The four of us chose the row of seats as high as they went, sitting there in the bleachers, our backs to the upper deck stadium wall, with a view of everything, including Whitey Ford. I was a high-school student at Patterson Collegiate Institute, (Goyeau and Elliott), but this would have happened on summer holidays. I lived at 1115 Bruce. I think the others included Gary, who lived on Grove a couple of doors from Clarke's Market. Randy lived on Victoria a block north of our school. The other was likely Doug who lived on Dougall near Hanna. We'd walk up Pelissier from Giles to Wyandotte, perhaps cutting through Woolworths, which had a back entrance on Pelissier and main doors on Ouellette. The entrance to the tunnel bus depot was off an alley next to the Radio Tavern.

Those route details I am sure of.

The bus cost something like a quarter each way. You bought your tickets at a booth before going out to the platform to wait for the next bus. They ran every 10 or 15 minutes, so it was never a long wait. I can't remember what identification we needed to pass single file from the bus, through US Immigration and Customs turnstiles, and back onto the bus. It might be that we had our birth certificates, but I think I recall our student card would do. We wouldn't have had drivers licences because we weren't old enough yet. "Where are you going?" "Tiger game." "Go ahead." I don't recall anyone ever being turned back, held up or spoken to with terse words whenever we went to Detroit. I once went after school to go over the Hudson's to buy a t-shirt with wide horizontal stripes like the Beach Boys had worn on TV and I still got home in time for supper. Hudson's had run out of those shirts so I probably didn't bother mentioning to my parents that I had gone over the border after school. Going to Detroit was not that unusual for us downtown kids in those days.

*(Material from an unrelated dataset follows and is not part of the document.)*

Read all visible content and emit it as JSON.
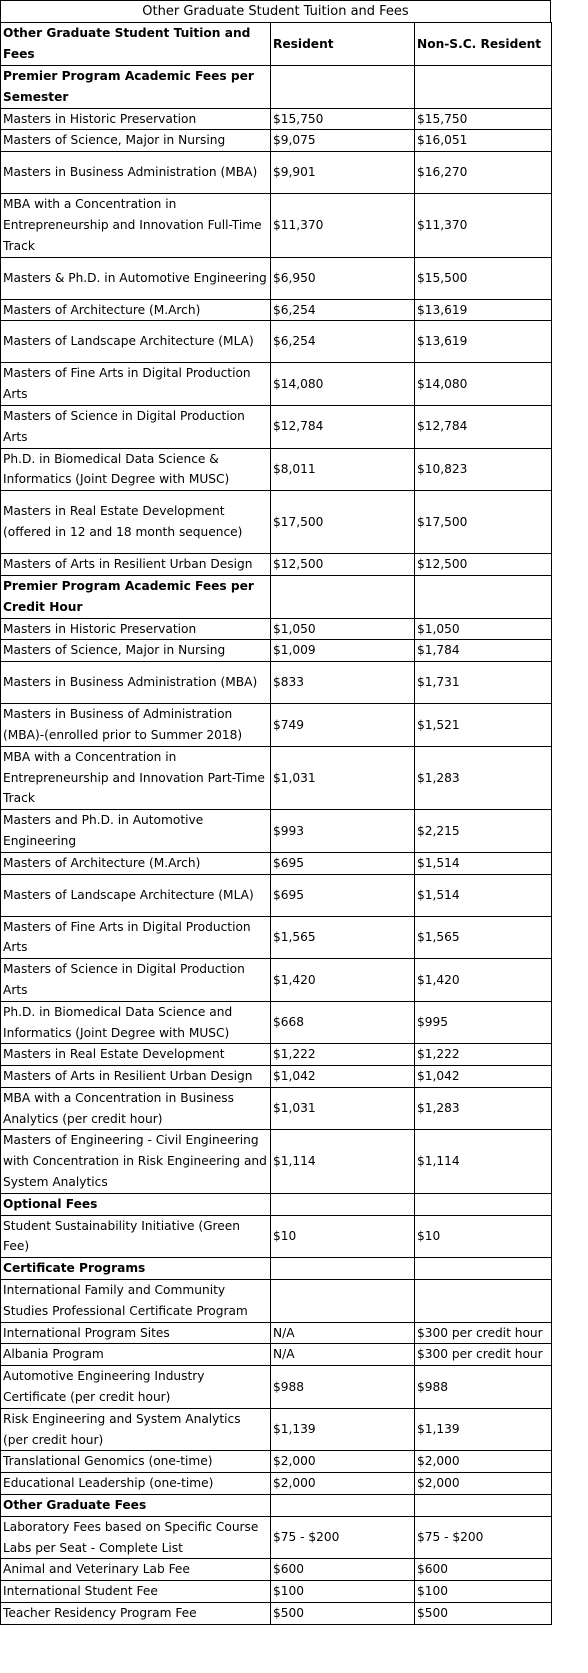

The tunnel bus took us all the way to the confluence of the many main streets that burst out into the city in all directions, including Woodward near Hudson's. Our landmark for the street to the ballpark was the United Shirt store next to the huge wood carving of men drinking at a bar. The carving was a facade around a door to a bar. On a hot day, the stench of booze, smoke and sweat from that bar hit us as we hurried past and wondered why anyone would want to go into a place that smelled like that. We walked up that street to the stadium. Was it still Briggs Stadium or had the name changed yet to Tiger Stadium?

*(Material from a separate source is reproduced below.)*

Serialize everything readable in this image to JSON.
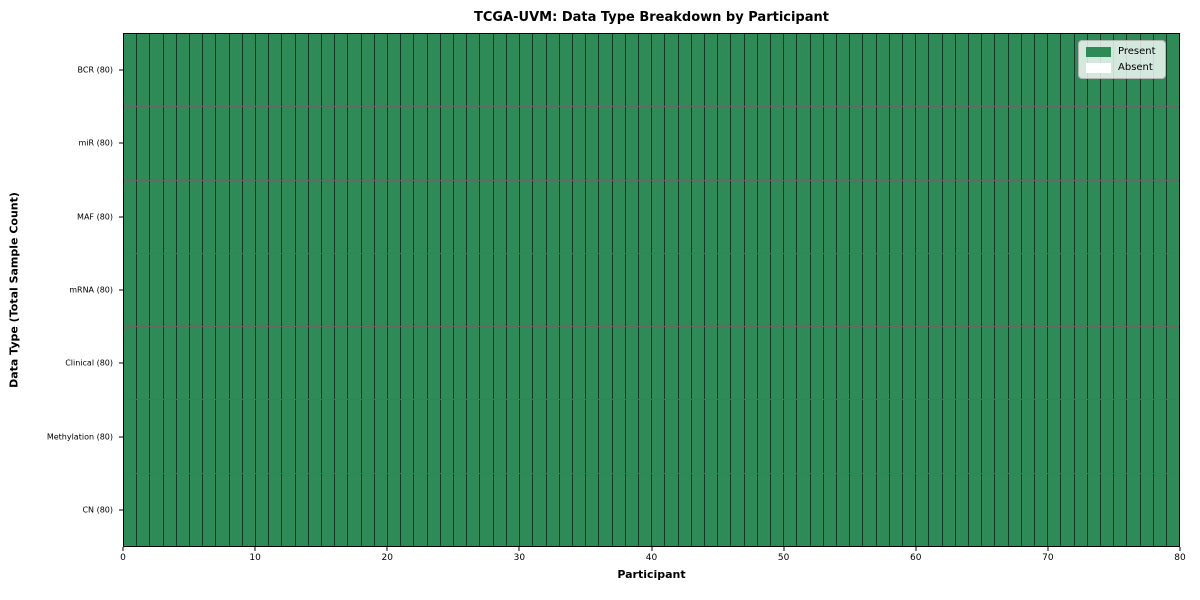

I think it was 50 cents to sit in the bleachers. The vendor with the tray of beers in paper cups would not sell to teenagers. We asked a lone man if he would buy us beers. A cup of beer was 10 cents. The rule was a person could only buy eight at a time. We gave the guy 80 cents. He kept four, we each had our first beer, sitting in the hot sun high in the centre field bleachers watching some of the all-time greats of major league baseball.

That's the story I have told through the years. Now I wonder, did I first hear parts of it from someone else? Did I abscond with the story about the beers, imagined that we had done that, and created a false memory? It's now impossible to know. It would be so vivid because I had gone to Tiger games with friends, taken the tunnel bus lots of times, walked there, sat in the bleachers.

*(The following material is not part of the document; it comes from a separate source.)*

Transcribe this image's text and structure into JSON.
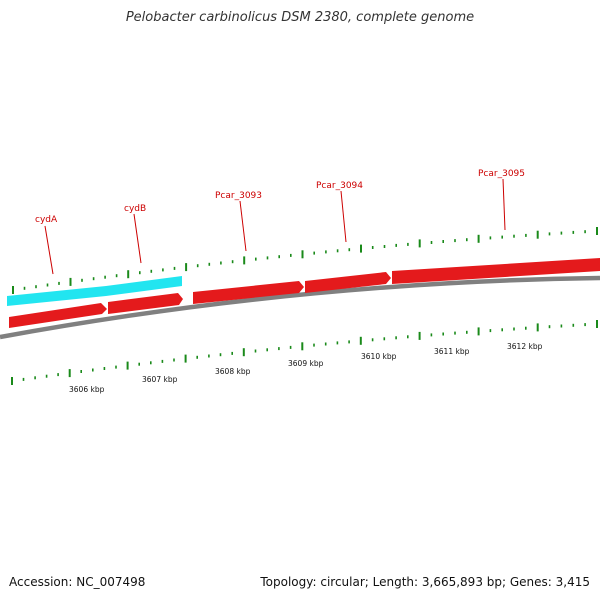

Today, reading that Whitey Ford had died at age 91, my legendary first-beer story came back to me. But it has come back in fragments. As the sports world marks the passing of a baseball great, I find myself mourning the loss of detail and clarity from one of the great memories of my youth.

Experiences and stories have a way of mingling. Like the suites all in order in a fresh deck of playing cards, they get shuffled together and dealt. These fingers, wrinkled and shaky, pick up a fresh hand and wonder.